"Proposed Regs on Gain Recognition Agreements Are More Sensible, Practitioners Say"Tax Analysts
Layla Asali comments on the new proposed regulations on the consequences for taxpayers that fail to timely file gain recognition agreements (GRAs). The proposed regulations state that a U.S. transferor who fails to timely file an initial GRA must demonstrate only that the failure was not willful to avoid recognizing gain on the transaction. This is a change from the current guidance, under which the taxpayer must establish reasonable cause for its failure to file.
Asali said that in some contexts, the IRS has interpreted "reasonable cause" strictly. If a sophisticated taxpayer inadvertently failed a reporting obligation, it was unclear if it would be able to demonstrate that it had reasonable cause, she said, adding that the new reg package "obviates all that." Because it is easier for taxpayers to prove that they did not act willfully, the proposed regs should help taxpayers making good-faith efforts to comply with the rules, Asali said.

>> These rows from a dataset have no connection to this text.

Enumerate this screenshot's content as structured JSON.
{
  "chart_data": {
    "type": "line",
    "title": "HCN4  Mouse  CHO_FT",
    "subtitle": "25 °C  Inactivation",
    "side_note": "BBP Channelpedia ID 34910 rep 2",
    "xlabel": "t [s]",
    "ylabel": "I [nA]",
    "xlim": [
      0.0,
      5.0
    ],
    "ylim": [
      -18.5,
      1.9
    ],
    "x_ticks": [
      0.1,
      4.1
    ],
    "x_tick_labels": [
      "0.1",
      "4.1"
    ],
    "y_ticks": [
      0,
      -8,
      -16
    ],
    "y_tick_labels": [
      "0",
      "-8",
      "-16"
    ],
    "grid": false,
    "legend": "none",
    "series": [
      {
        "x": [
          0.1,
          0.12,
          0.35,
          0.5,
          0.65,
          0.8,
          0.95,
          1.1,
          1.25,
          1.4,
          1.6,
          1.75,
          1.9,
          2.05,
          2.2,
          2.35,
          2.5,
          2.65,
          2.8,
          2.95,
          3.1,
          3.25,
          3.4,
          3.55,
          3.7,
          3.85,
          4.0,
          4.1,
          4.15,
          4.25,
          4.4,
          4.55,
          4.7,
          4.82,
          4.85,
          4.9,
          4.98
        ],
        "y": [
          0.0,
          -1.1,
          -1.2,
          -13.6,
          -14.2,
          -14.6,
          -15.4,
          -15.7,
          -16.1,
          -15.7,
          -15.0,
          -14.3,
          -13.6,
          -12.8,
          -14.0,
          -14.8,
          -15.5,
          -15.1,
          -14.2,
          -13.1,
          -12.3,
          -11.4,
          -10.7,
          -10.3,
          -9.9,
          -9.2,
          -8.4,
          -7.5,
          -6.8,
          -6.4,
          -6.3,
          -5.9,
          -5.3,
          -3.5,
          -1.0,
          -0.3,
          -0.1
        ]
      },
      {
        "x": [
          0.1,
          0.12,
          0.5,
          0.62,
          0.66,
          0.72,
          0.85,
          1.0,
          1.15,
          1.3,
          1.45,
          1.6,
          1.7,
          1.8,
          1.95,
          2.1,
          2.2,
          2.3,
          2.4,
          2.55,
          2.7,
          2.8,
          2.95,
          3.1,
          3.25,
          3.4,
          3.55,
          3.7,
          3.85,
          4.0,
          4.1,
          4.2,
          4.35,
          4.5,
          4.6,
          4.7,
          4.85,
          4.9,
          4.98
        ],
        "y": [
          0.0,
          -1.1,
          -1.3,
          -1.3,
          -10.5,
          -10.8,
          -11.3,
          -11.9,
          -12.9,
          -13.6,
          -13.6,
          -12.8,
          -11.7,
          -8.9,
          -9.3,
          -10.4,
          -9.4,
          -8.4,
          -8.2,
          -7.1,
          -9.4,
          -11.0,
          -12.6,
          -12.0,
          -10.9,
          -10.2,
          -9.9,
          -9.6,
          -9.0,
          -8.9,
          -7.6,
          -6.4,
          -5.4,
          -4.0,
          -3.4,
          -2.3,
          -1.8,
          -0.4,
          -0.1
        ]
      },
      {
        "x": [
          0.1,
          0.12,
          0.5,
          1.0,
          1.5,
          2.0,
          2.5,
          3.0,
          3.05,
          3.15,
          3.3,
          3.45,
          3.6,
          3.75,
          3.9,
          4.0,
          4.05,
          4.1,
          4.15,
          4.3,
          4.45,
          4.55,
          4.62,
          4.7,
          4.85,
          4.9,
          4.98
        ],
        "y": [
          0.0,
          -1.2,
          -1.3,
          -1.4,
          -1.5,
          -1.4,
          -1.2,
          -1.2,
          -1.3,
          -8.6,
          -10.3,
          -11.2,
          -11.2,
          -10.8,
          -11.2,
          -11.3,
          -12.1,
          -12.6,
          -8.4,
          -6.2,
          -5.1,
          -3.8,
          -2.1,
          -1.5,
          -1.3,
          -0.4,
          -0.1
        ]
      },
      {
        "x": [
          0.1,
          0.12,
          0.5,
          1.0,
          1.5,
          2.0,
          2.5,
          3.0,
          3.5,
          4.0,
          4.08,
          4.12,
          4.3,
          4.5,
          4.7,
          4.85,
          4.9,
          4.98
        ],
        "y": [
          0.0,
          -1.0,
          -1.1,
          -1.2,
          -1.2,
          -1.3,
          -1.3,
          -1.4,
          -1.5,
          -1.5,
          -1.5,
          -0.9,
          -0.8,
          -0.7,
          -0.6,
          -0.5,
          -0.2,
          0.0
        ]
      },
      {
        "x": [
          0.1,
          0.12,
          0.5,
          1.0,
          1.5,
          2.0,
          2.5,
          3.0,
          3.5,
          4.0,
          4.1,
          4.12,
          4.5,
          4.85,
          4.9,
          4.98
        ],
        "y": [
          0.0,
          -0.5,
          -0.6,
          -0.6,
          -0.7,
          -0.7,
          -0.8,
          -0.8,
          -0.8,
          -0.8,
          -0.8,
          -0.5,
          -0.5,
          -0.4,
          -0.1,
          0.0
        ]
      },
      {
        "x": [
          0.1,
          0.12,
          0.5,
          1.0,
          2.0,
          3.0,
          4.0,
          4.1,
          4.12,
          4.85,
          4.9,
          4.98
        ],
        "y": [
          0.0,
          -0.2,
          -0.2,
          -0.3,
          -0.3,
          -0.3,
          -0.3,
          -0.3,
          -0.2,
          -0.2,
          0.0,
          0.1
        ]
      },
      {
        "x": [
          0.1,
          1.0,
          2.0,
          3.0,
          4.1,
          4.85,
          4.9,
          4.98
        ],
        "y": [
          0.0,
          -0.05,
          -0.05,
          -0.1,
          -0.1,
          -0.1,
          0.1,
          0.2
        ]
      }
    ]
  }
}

The proposed regulations also clarify when an initial GRA is considered timely filed and what gives rise to a failure to comply "in any material respect," stating that an initial GRA is timely filed only if all information that is required to be filed as part of the GRA is timely filed and materially complete.
Asali said that a failure to report all relevant information is more common for taxpayers than failing to file at all. In recent years, IRS officials have made clear that they are not satisfied with the level of reporting that taxpayers have done on their GRAs, so the regulations should not come as a surprise, she said. Asali added that while some companies will not find compliance under the standards in the proposed regs challenging, others may have more difficulty determining accurate fair market values and compiling the required historical basis information.